Um capítulo reflexivo mas sem muito sentido
12/11/2016
Eu fico aqui me perguntando qual é realmente nosso poder diante dessa imensidão que é a vida. O que de fato está em nossas mãos? Talvez uma versão distante de mim dissesse que nossas vidas especificamente estão em nossas mãos, pois nós que escrevemos nossas próprias histórias. Mas eu não consigo mais acreditar nesse eu distante que pensa assim, pelo menos não com todas essas palavras e com todas essas certezas.
Tenho visto, analisado, prestado atenção e chegando a conclusões cada vez mais incertas. Antes eu achava que quanto mais crescemos, maior fica a nossa coleção de seguranças e certezas. Mas na verdade é o contrário. Seria esse um regresso? Ou na verdade é a ordem natural das coisas?

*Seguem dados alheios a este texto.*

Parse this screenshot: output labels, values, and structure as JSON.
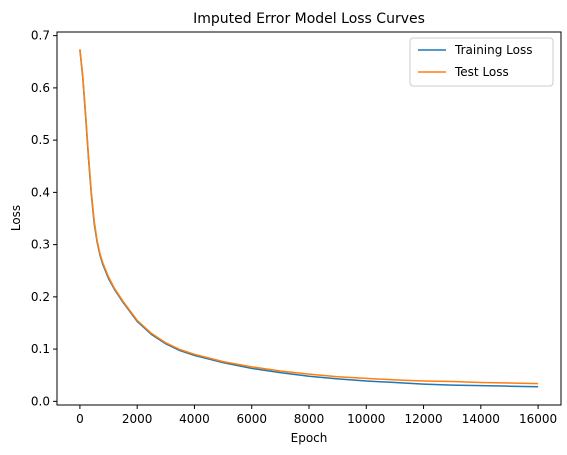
{
  "chart_data": {
    "type": "line",
    "title": "Imputed Error Model Loss Curves",
    "xlabel": "Epoch",
    "ylabel": "Loss",
    "xlim": [
      -800,
      16800
    ],
    "ylim": [
      -0.007,
      0.707
    ],
    "xticks": [
      0,
      2000,
      4000,
      6000,
      8000,
      10000,
      12000,
      14000,
      16000
    ],
    "yticks": [
      0.0,
      0.1,
      0.2,
      0.3,
      0.4,
      0.5,
      0.6,
      0.7
    ],
    "ytick_labels": [
      "0.0",
      "0.1",
      "0.2",
      "0.3",
      "0.4",
      "0.5",
      "0.6",
      "0.7"
    ],
    "grid": false,
    "legend_position": "top-right",
    "x": [
      0,
      100,
      200,
      300,
      400,
      500,
      600,
      700,
      800,
      1000,
      1200,
      1500,
      2000,
      2500,
      3000,
      3500,
      4000,
      5000,
      6000,
      7000,
      8000,
      9000,
      10000,
      11000,
      12000,
      13000,
      14000,
      15000,
      16000
    ],
    "series": [
      {
        "name": "Training Loss",
        "color": "#1f77b4",
        "values": [
          0.673,
          0.62,
          0.545,
          0.465,
          0.395,
          0.34,
          0.305,
          0.28,
          0.262,
          0.235,
          0.215,
          0.19,
          0.153,
          0.128,
          0.11,
          0.097,
          0.088,
          0.074,
          0.063,
          0.055,
          0.048,
          0.043,
          0.039,
          0.036,
          0.033,
          0.031,
          0.03,
          0.029,
          0.028
        ]
      },
      {
        "name": "Test Loss",
        "color": "#ff7f0e",
        "values": [
          0.674,
          0.623,
          0.55,
          0.47,
          0.4,
          0.345,
          0.308,
          0.283,
          0.265,
          0.238,
          0.217,
          0.192,
          0.155,
          0.13,
          0.112,
          0.099,
          0.09,
          0.076,
          0.066,
          0.058,
          0.052,
          0.047,
          0.044,
          0.041,
          0.039,
          0.038,
          0.036,
          0.035,
          0.034
        ]
      }
    ]
  }
}
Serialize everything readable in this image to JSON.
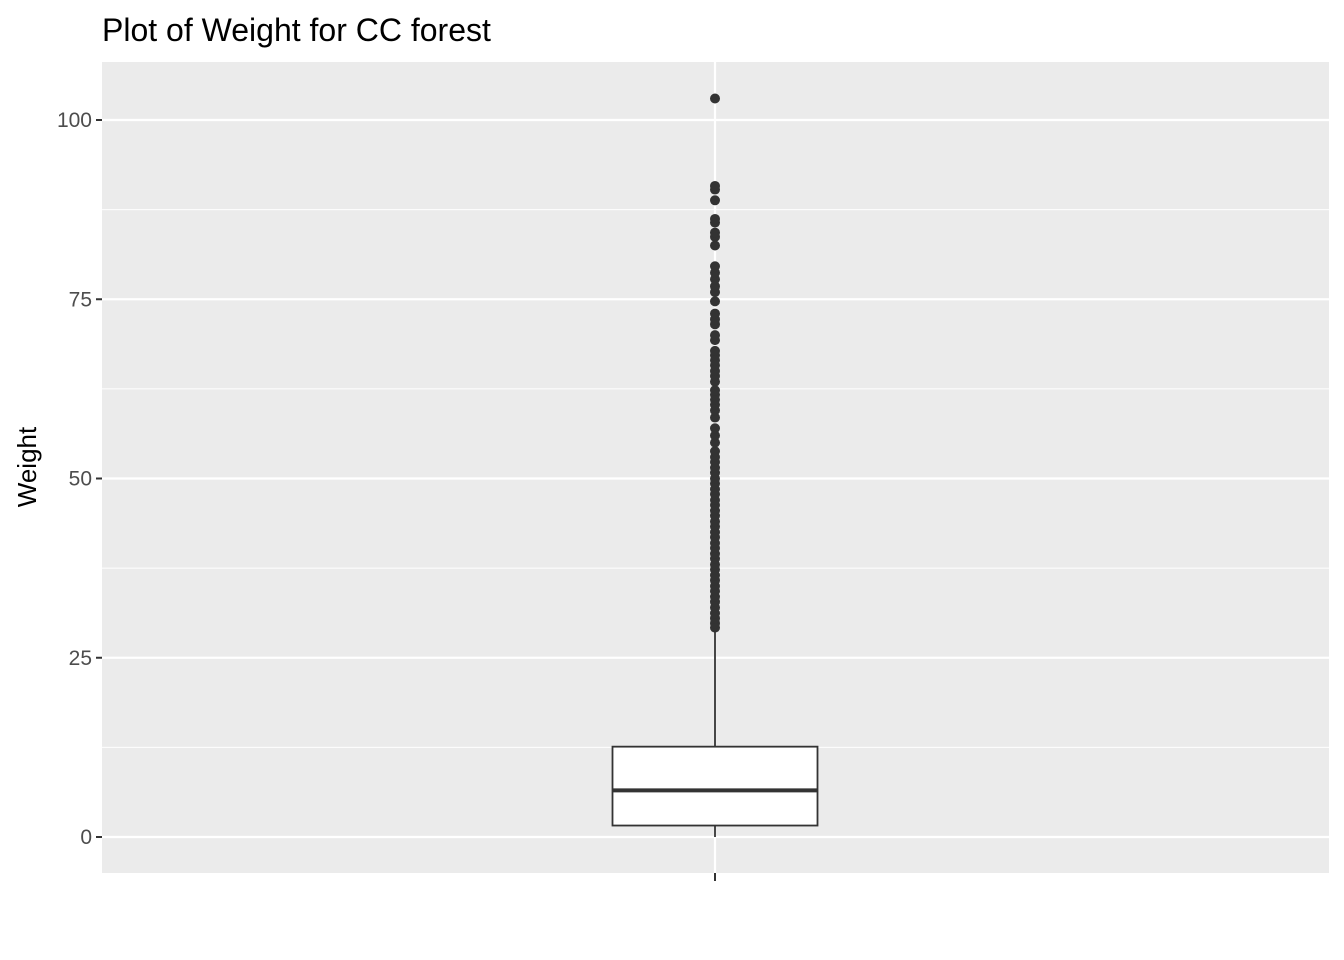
{
  "chart_data": {
    "type": "box",
    "title": "Plot of Weight for CC forest",
    "xlabel": "",
    "ylabel": "Weight",
    "ylim": [
      -5,
      108
    ],
    "y_ticks": [
      0,
      25,
      50,
      75,
      100
    ],
    "y_tick_labels": [
      "0",
      "25",
      "50",
      "75",
      "100"
    ],
    "grid": true,
    "legend": "none",
    "colors": {
      "panel_background": "#EBEBEB",
      "grid_line": "#FFFFFF",
      "box_fill": "#FFFFFF",
      "box_line": "#333333",
      "outlier": "#333333",
      "tick_label": "#4D4D4D"
    },
    "series": [
      {
        "stats": {
          "min": 0.0,
          "q1": 1.6,
          "median": 6.5,
          "q3": 12.6,
          "whisker_high": 29.0
        },
        "outliers": [
          29.2,
          29.8,
          30.5,
          31.2,
          32.0,
          32.8,
          33.5,
          34.3,
          35.0,
          35.8,
          36.5,
          37.3,
          38.0,
          38.8,
          39.5,
          40.3,
          41.0,
          41.8,
          42.5,
          43.3,
          44.0,
          44.8,
          45.5,
          46.3,
          47.0,
          47.8,
          48.5,
          49.3,
          50.0,
          50.8,
          51.5,
          52.3,
          53.0,
          53.8,
          55.0,
          56.0,
          57.0,
          58.5,
          59.5,
          60.3,
          61.0,
          61.7,
          62.3,
          63.5,
          64.3,
          65.0,
          65.8,
          66.5,
          67.2,
          67.8,
          69.3,
          70.0,
          71.5,
          72.2,
          73.0,
          74.7,
          76.0,
          76.8,
          77.8,
          78.7,
          79.6,
          82.5,
          83.7,
          84.3,
          85.7,
          86.2,
          88.8,
          90.3,
          90.8,
          103.0
        ]
      }
    ]
  }
}
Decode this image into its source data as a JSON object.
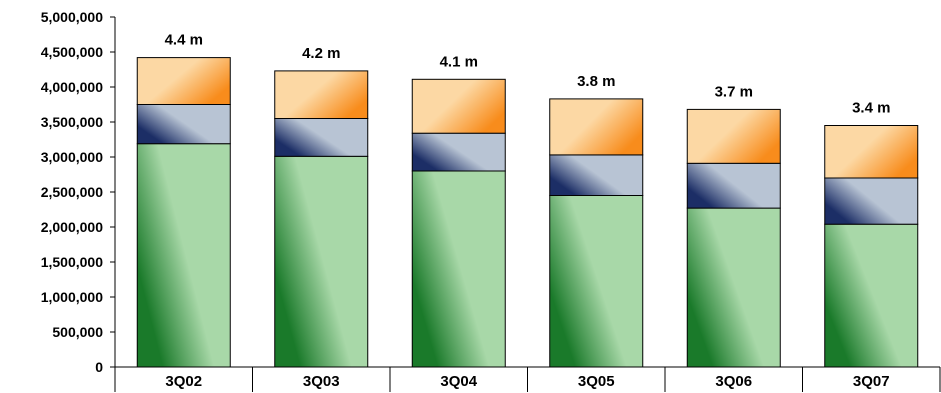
{
  "chart_data": {
    "type": "bar",
    "stacked": true,
    "categories": [
      "3Q02",
      "3Q03",
      "3Q04",
      "3Q05",
      "3Q06",
      "3Q07"
    ],
    "series": [
      {
        "values": [
          3190000,
          3010000,
          2800000,
          2450000,
          2270000,
          2040000
        ]
      },
      {
        "values": [
          560000,
          540000,
          540000,
          580000,
          640000,
          660000
        ]
      },
      {
        "values": [
          670000,
          680000,
          770000,
          800000,
          770000,
          750000
        ]
      }
    ],
    "total_labels": [
      "4.4 m",
      "4.2 m",
      "4.1 m",
      "3.8 m",
      "3.7 m",
      "3.4 m"
    ],
    "y_ticks": [
      "0",
      "500,000",
      "1,000,000",
      "1,500,000",
      "2,000,000",
      "2,500,000",
      "3,000,000",
      "3,500,000",
      "4,000,000",
      "4,500,000",
      "5,000,000"
    ],
    "ylim": [
      0,
      5000000
    ],
    "grid": false,
    "legend": "none",
    "colors": {
      "series_0_light": "#a8d8a8",
      "series_0_dark": "#1a7a2a",
      "series_1_light": "#b8c4d4",
      "series_1_dark": "#1c2e66",
      "series_2_light": "#fcd8a4",
      "series_2_dark": "#f88c1c"
    }
  }
}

Como poderia eu dizer que estou aprendendo a aceitar a vida como ela é? Como poderia eu dizer que tenho aprendido a ser menos mimada e a exigir menos as coisas do meu jeito? Que poder tenho eu, afinal, pra fazer as coisas do meu jeito? E que outra escolha eu tenho senão a de aceitar a realidade que me cerca? É como se a vida não me escutasse, não importa o quanto eu grite. Porque não importa o que eu quero, as coisas não são e não serão como eu quero.
Então, certo, podemos aprender isso pela dor ou pelo amor, como qualquer coisa na vida. Podemos levar na cara todos os dias, sofrendo pelo motivo de as coisas não seguirem a nossa vontade – o nosso desejo. Ou podemos aprender pelo amor, que significa... Bem, eu não sei o que significa porque até então eu só estou levando na cara mesmo.
Mas, encaremos, que diferença faz aceitarmos a realidade que nos cerca ou batermos o pé contra ela? Ela não vai mudar. Claro que podemos fazer algo para mudar nossa realidade, mas não é disso que estou falando. Não estou falando sobre se incomodar, sobre promover mudança ou sobre não se conformar com a vida, estou falando de outra coisa.
Uma coisa me questiono: temos tanto poder sobre a nossa existência quanto acreditamos que temos? Livre arbítrio, determinismo... Não entremos na zona filosófica teórica da coisa, só estamos estabelecendo um diálogo. Quais são os limites do seu poder sobre seus próprios passos?
É aquela velha história. Quanto mais o tempo passa, menos certezas eu tenho na minha coleção.